The question asks us to determine the behaviour of $y$ as $t → ∞$, and whether this behaviour depends on the initial value of $y$ at $t = 0$. Is the explanation above enough?
Title: Re: Describing Direction Fields
Post by: Victor Ivrii on September 20, 2018, 04:37:26 AM
In this case the best would be just to solve this equation analytically.
Title: Re: Describing Direction Fields
Post by: Zhihong Yin on September 22, 2018, 01:51:48 PM
For solving this equation analytically, does it mean that we need to analyze the the equation without just based on the calculation? As y approaches to infinite, should we show the limit?
Incomprehensible.
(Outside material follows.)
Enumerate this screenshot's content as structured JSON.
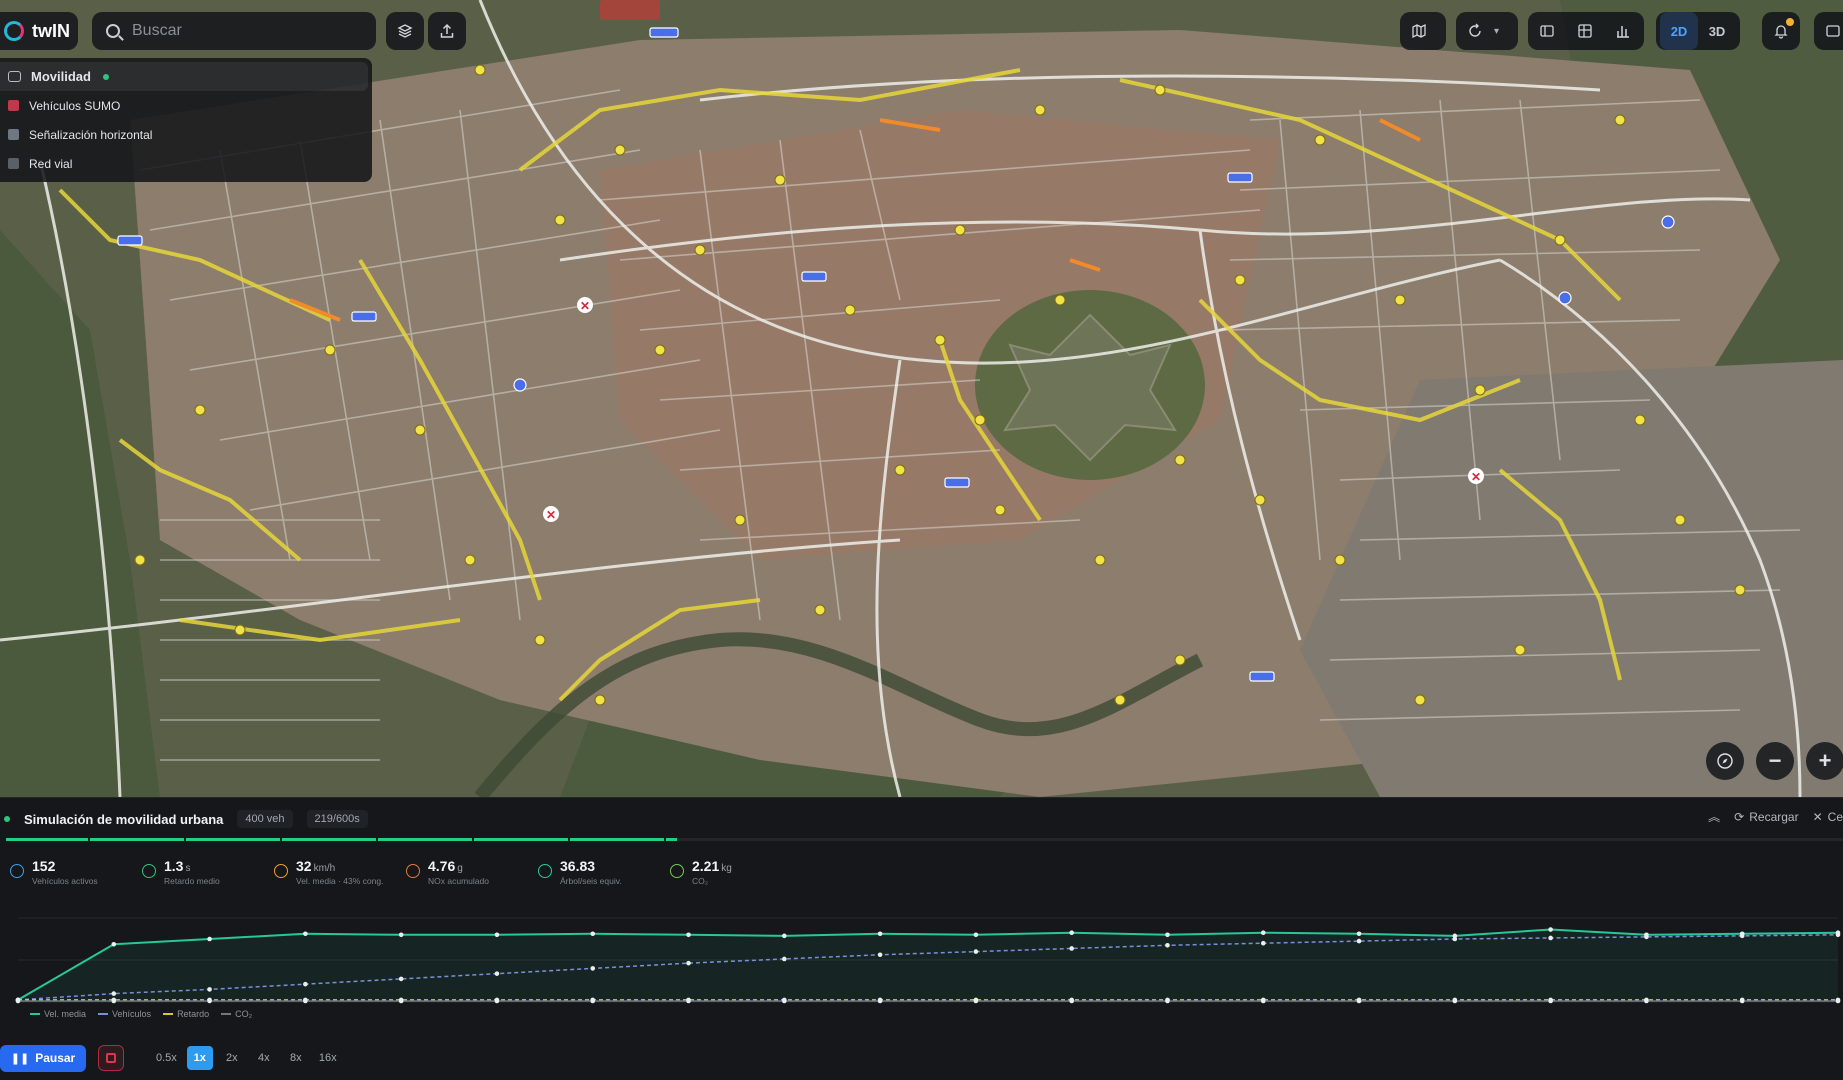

V.I.
Title: Re: Describing Direction Fields
Post by: Nick Callow on September 23, 2018, 01:18:13 AM
A possible analytical approach.

1. If we want to describe the behaviour of $y(t)$ as $t \rightarrow \infty$ then we need to actually find out what $y(t)$ is. We can do this through the method of integrating factors.

Given $y'(t) - y(t) = e^{-t}$,  let $\mu(t)$ represent the integrating factor. $\mu(t) = e^{\int a(t)dt}$, where $a(t) = -1$. Therefore, 
$$ \mu(t) = e^{\int -1dt}, \qquad \mu(t)  = e^{-t}, \qquad y'(t) - y(t) = e^{-t}$$
$e^{-t}(y'(t) - y(t)) = e^{-2t}$
$\frac{d}{dt}(e^{-t}y(t)) = e^{-2t}$
$\int \frac{d}{dt}(e^{-t}y(t))dt = \int e^{-2t}dt$
$e^{-t}y(t) + c_1 = -\frac{1}{2}e^{-2t} + c_2$
$e^{-t}y(t) = -\frac{1}{2}e^{-2t} + k$
$$y(t) = \frac{-\frac{1}{2}e^{-2t} + k}{e^{-t}} = -\frac{1}{2}e^{-t} + k e^t$$

Now that we have an equation for $y(t)$, we can describe its behaviour.

2. Zhihong I think this is what you were talking about where we could find the limit:
$$
\lim_{t \rightarrow \infty} \frac{-\frac{1}{2}e^{-2t} + k}{e^{-t}}
$$
which will depend on what we select $k$ to be. You can then see for what values of $k$ how the function $y(t)$ behaves and this should of course agree with the direction field but be more analytical and accurate.
Title: Re: Describing Direction Fields
Post by: Victor Ivrii on September 23, 2018, 03:47:04 AM
One can write formulae with better (larger) vertical spacing and in more compact form. There are inline formulae (in single dollars) and display formulae (in double dollars, which is the simplest, but  deprecated way).

We will find later that the  behaviour as $t\to \pm \infty$ could be often determined without actually solving equations.